American baseball player (born 1996)

Troy William Stokes Jr. (born February 2, 1996) is an American former professional baseball outfielder. He played in Major League Baseball (MLB) for the Pittsburgh Pirates during the 2021 season.

==Career==
===Milwaukee Brewers===
Stokes attended Calvert Hall College High School in Towson, Maryland. He was drafted by the Milwaukee Brewers in the fourth round of the 2014 Major League Baseball draft.

Stokes signed with Milwaukee and made his professional debut with the Arizona League Brewers, hitting .262 over 47 games. In 2015, he played with the Helena Brewers, slashing .270/.384/.407 with five home runs, 27 RBIs, and 26 stolen bases over 62 games, and in 2016, he played for the Wisconsin Timber Rattlers with whom he hit .268 with four home runs and 29 RBIs in 86 games. Stokes played 2017 with the Carolina Mudcats and Biloxi Shuckers, batting .251 with twenty home runs, 74 RBIs, and 31 stolen bases over 135 total games. He played for Biloxi in 2018, hitting .233 with 19 home runs and 58 RBIs in 129 games, and won a minor league Gold Glove Award. The Brewers added him to their 40-man roster after the 2018 season. On September 1, 2019, Stokes was designated for assignment.

===Detroit Tigers===
On September 3, 2019, Stokes was claimed off waivers by the Detroit Tigers.

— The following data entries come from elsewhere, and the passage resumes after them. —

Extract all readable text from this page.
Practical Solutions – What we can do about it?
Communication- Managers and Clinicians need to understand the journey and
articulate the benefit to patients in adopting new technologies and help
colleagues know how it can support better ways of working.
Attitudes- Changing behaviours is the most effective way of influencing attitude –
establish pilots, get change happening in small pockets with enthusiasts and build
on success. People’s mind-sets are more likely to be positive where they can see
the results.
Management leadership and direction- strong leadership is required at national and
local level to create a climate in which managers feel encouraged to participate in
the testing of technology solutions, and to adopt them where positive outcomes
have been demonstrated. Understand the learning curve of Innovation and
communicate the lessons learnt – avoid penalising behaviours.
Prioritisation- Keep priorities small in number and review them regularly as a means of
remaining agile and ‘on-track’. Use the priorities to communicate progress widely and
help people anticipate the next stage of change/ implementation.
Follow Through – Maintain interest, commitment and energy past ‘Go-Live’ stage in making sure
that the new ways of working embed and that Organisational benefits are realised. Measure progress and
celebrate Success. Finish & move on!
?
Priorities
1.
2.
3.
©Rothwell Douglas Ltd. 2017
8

In July 2020, Stokes underwent surgery to repair a broken hamate bone in his hand, and as a result missed the entire 2020 season. On January 5, 2021, Stokes was designated for assignment to clear space for Robbie Grossman on the 40-man roster.

===Pittsburgh Pirates===
On January 12, 2021, Stokes was claimed off waivers by the Pittsburgh Pirates. On January 24, Stokes was designated for assignment and was outrighted to the Triple–A Indianapolis Indians on January 29.

On May 9, 2021, Stokes was selected to the 40-man roster and promoted to the major leagues for the first time. He made his MLB debut that day as the starting right fielder against the Chicago Cubs. After notching 2 hits in 20 plate appearances, on May 17, Stokes was designated for assignment following the waiver claim of Ildemaro Vargas. He was outrighted to Triple-A Indianapolis on May 21.

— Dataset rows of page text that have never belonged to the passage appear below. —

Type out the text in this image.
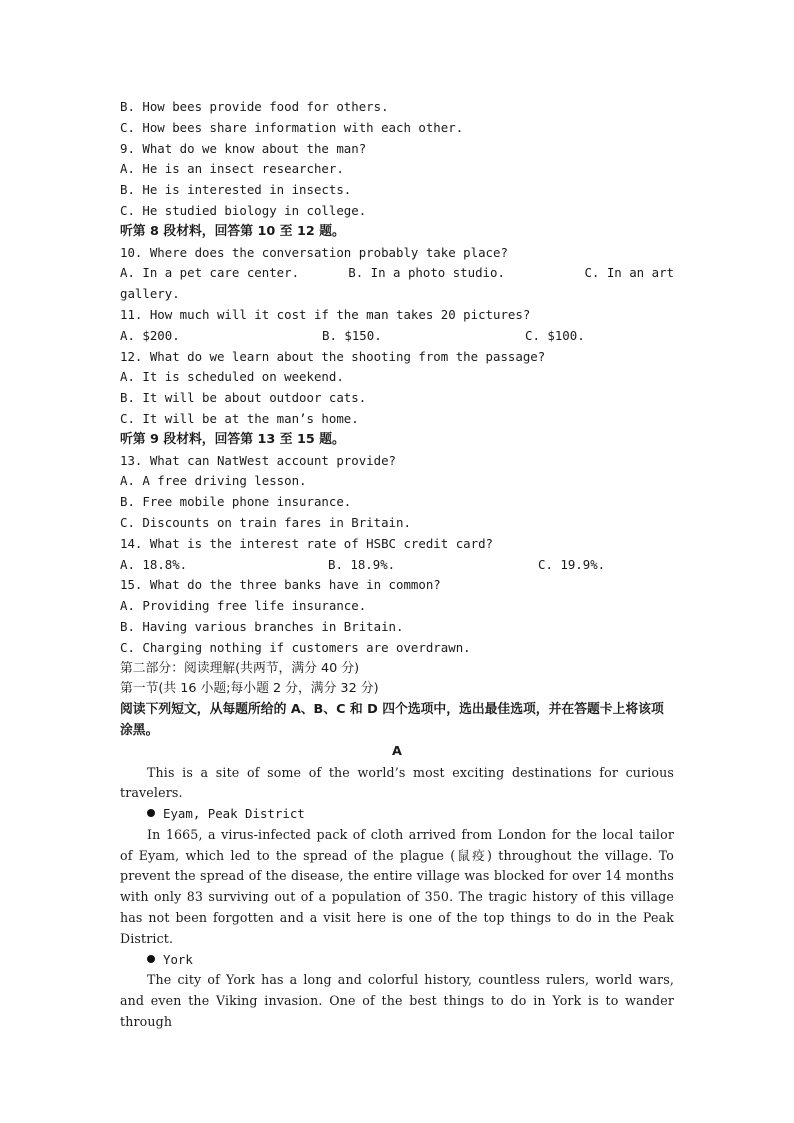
B. How bees provide food for others.
C. How bees share information with each other.
9. What do we know about the man?
A. He is an insect researcher.
B. He is interested in insects.
C. He studied biology in college.
听第 8 段材料，回答第 10 至 12 题。
10. Where does the conversation probably take place?
A. In a pet care center.	B. In a photo studio.	C. In an art
gallery.
11. How much will it cost if the man takes 20 pictures?
A. $200.	B. $150.	C. $100.
12. What do we learn about the shooting from the passage?
A. It is scheduled on weekend.
B. It will be about outdoor cats.
C. It will be at the man’s home.
听第 9 段材料，回答第 13 至 15 题。
13. What can NatWest account provide?
A. A free driving lesson.
B. Free mobile phone insurance.
C. Discounts on train fares in Britain.
14. What is the interest rate of HSBC credit card?
A. 18.8%.	B. 18.9%.	C. 19.9%.
15. What do the three banks have in common?
A. Providing free life insurance.
B. Having various branches in Britain.
C. Charging nothing if customers are overdrawn.
第二部分：阅读理解(共两节，满分 40 分)
第一节(共 16 小题;每小题 2 分，满分 32 分)
阅读下列短文，从每题所给的 A、B、C 和 D 四个选项中，选出最佳选项，并在答题卡上将该项涂黑。
A
This is a site of some of the world’s most exciting destinations for curious travelers.
Eyam, Peak District
In 1665, a virus-infected pack of cloth arrived from London for the local tailor of Eyam, which led to the spread of the plague (鼠疫) throughout the village. To prevent the spread of the disease, the entire village was blocked for over 14 months with only 83 surviving out of a population of 350. The tragic history of this village has not been forgotten and a visit here is one of the top things to do in the Peak District.
York
The city of York has a long and colorful history, countless rulers, world wars, and even the Viking invasion. One of the best things to do in York is to wander through
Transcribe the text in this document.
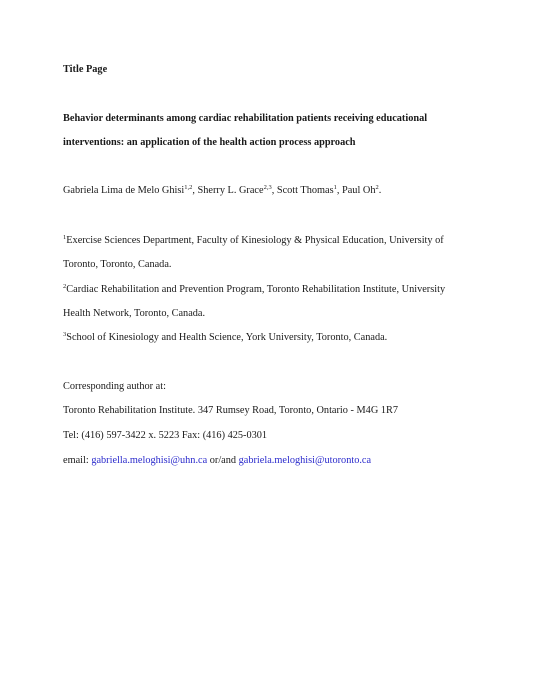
Title Page
Behavior determinants among cardiac rehabilitation patients receiving educational
interventions: an application of the health action process approach
Gabriela Lima de Melo Ghisi$^{1,2}$, Sherry L. Grace$^{2,3}$, Scott Thomas$^1$, Paul Oh$^2$.
$^1$Exercise Sciences Department, Faculty of Kinesiology & Physical Education, University of
Toronto, Toronto, Canada.
$^2$Cardiac Rehabilitation and Prevention Program, Toronto Rehabilitation Institute, University
Health Network, Toronto, Canada.
$^3$School of Kinesiology and Health Science, York University, Toronto, Canada.
Corresponding author at:
Toronto Rehabilitation Institute. 347 Rumsey Road, Toronto, Ontario - M4G 1R7
Tel: (416) 597-3422 x. 5223 Fax: (416) 425-0301
email: gabriella.meloghisi@uhn.ca or/and gabriela.meloghisi@utoronto.ca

===Milwaukee Brewers (second stint)===
On June 25, 2021, Stokes was traded along with Jandel Gustave to the Milwaukee Brewers in exchange for Samuel Escudero. He elected free agency after the season.

===York Revolution===
On April 4, 2022, Stokes signed with the York Revolution of the Atlantic League of Professional Baseball. Stokes played in 113 games for York, hitting .274/.363/.485 with 19 home runs, 62 RBI, and 31 stolen bases. He became a free agent following the season.

On April 10, 2023, Stokes re-signed with the Revolution for the 2023 season. In 109 games for York, he batted .288/.367/.499 with 18 home runs, 77 RBI, and 27 stolen bases. On September 9, Stokes was released by the Revolution.

===Dorados de Chihuahua===
On January 17, 2024, Stokes signed with the Dorados de Chihuahua of the Mexican League. However, he was released prior to the start of the season on April 10.